After putting the pieces of his investigation together, Keyes reveals to Neff what really happened in the Dietrichson case: the husband was killed by his wife and her lover. He explains to Neff every step of the crime correctly, but he doesn’t suspect Neff. Nervous, Neff and Phyllis meet yet again at the supermarket. Phyllis is highly suspicious when Neff suggest she not sue for the insurance claim and is even more suspicious about the time he has been spending with Lola. She coldly reminds Neff that their in it “straight down the line.” Neff starts to think that things would be better if Phyllis were dead, especially after Keyes determines that Zachetti was Phyllis’ accomplice. And, so the fateful 11 'o’clock meeting is set at the mansion.

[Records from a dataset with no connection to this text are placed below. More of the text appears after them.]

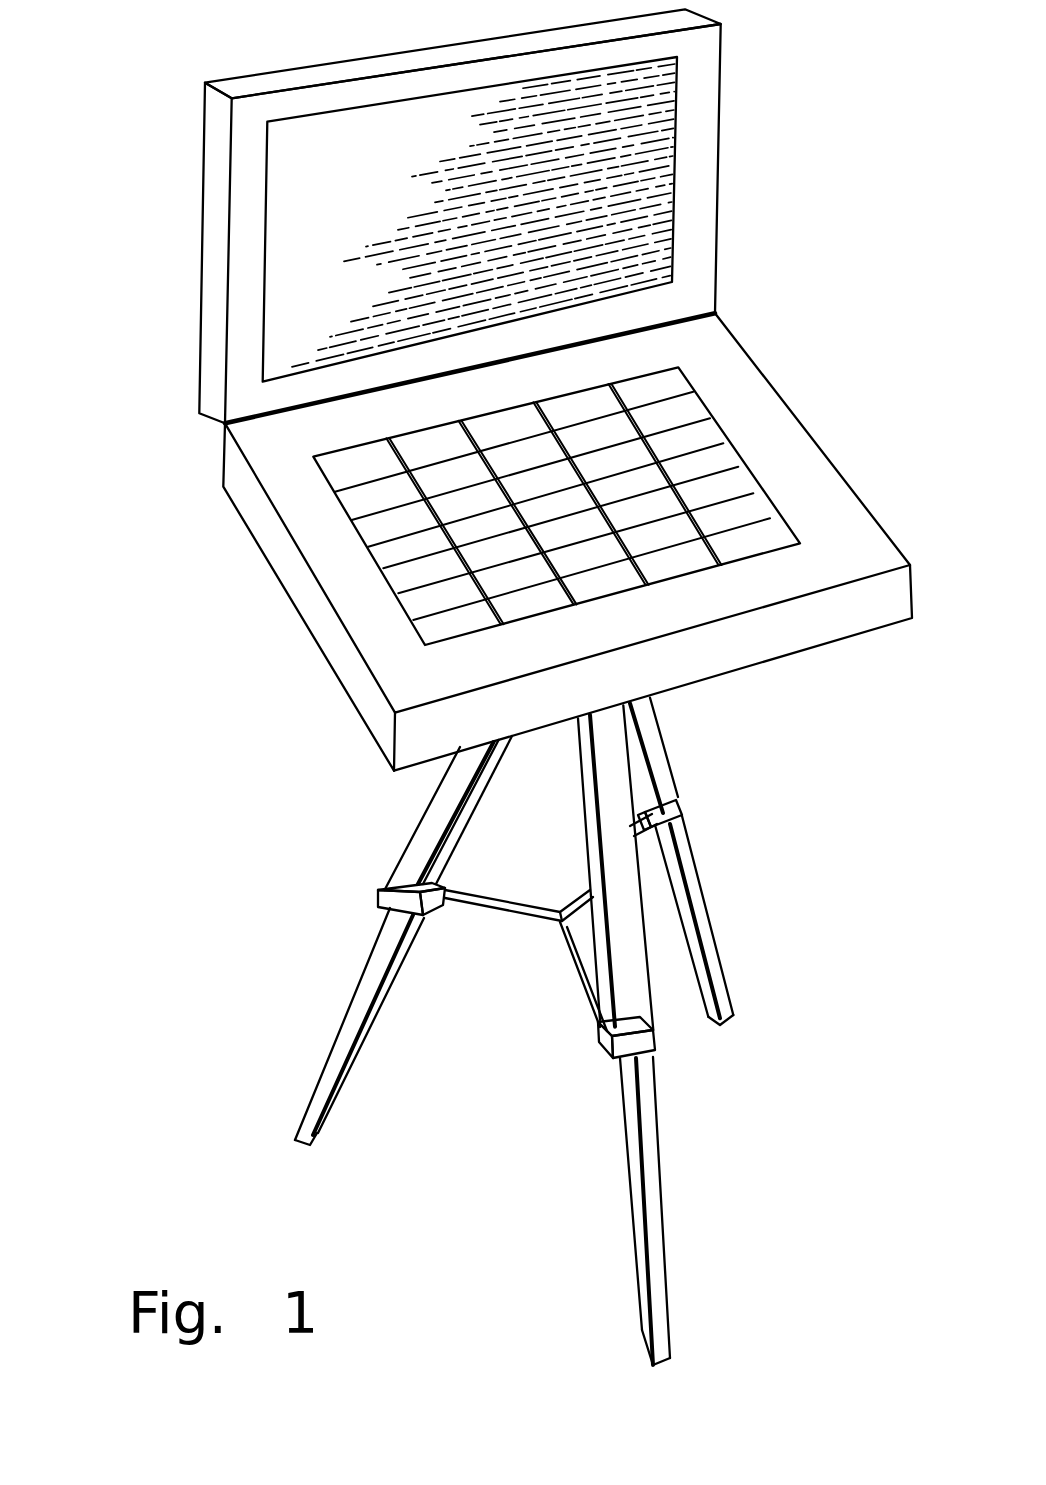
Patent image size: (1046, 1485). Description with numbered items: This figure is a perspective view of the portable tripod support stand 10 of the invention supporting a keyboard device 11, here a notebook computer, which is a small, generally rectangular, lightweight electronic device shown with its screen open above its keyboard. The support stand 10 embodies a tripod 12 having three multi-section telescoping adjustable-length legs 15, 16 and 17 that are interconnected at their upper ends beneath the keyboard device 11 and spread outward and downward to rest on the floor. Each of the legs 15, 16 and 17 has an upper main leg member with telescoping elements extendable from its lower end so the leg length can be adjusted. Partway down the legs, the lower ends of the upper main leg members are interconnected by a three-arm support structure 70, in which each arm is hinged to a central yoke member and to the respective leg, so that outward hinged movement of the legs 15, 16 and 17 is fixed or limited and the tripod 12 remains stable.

The portable tripod support stand 10 is at (519, 1031).
The keyboard device 11 is at (215, 460).
The tripod 12 is at (670, 760).
The telescoping adjustable length leg 15 is at (657, 1180).
The telescoping adjustable length leg 16 is at (347, 1017).
The telescoping adjustable length leg 17 is at (702, 902).
The three-arm support structure 70 is at (557, 930).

With Zachetti as his fall guy, Neff determines to rid himself of the one person who can connect him to the murder: Phyllis. Shadowed by venetian blind slats, a living room of death awaits the final showdown between Phyllis and Neff. Oh, but Phyllis has her own suspicions that the double-cross is on. So, after unlocking the door for her accomplice, she sits down in a chair with her pearl-handled gun hidden under the cushion. When Neff arrives he informs Phyllis of his plan to off-her and frame Zachetti for everything. Really? How stupid can you be? Phyllis informs him she has her own plans and they don’t involve her death but his own. In an excellent climatic scene, Neff closes the living room blinds and when the room goes black a shot rings out. The next thing we see is Neff staggered by a bullet and Phyllis standing over him hesitating to finish him off. In a strange twist, Phyllis surrenders to her love for Neff and allows him to take the gun from her. While vulnerably embracing him some form of intelligence returns to her brain when she feels the barrel of the gun pointing at her chest. Two point blank shots to the chest and it’s “goodbye baby”. Really? I don’t like this ending at all, but it was Hollywood 1944, so what can I expect?
The final scene of the film finds Neff in his office with Keyes, who is shocked by what his friend has done. When Neff asks him to give him four hours before calling the police, Robinson delivers the great line: “You’ll never make the border…you’ll never even make the elevator.” He was right.
The twists and turns of this thrilling film noir are enough to make your pulse race. You pair the stellar storyline to the raw sexuality that Stanwyck brought to her role as Phyllis and this is a wonderful film to just sit and absorb. While both Fred MacMurray and Edward G. Robinson do great jobs with their respective characters, this film belongs to Stanwyck. This was, without a doubt, her greatest dramatic role. She was so good in this role that countless male fans who had loved her before seeing this film actually started to dislike her after seeing it. She and Double Indemnity are a “straight down the line” treat to watch.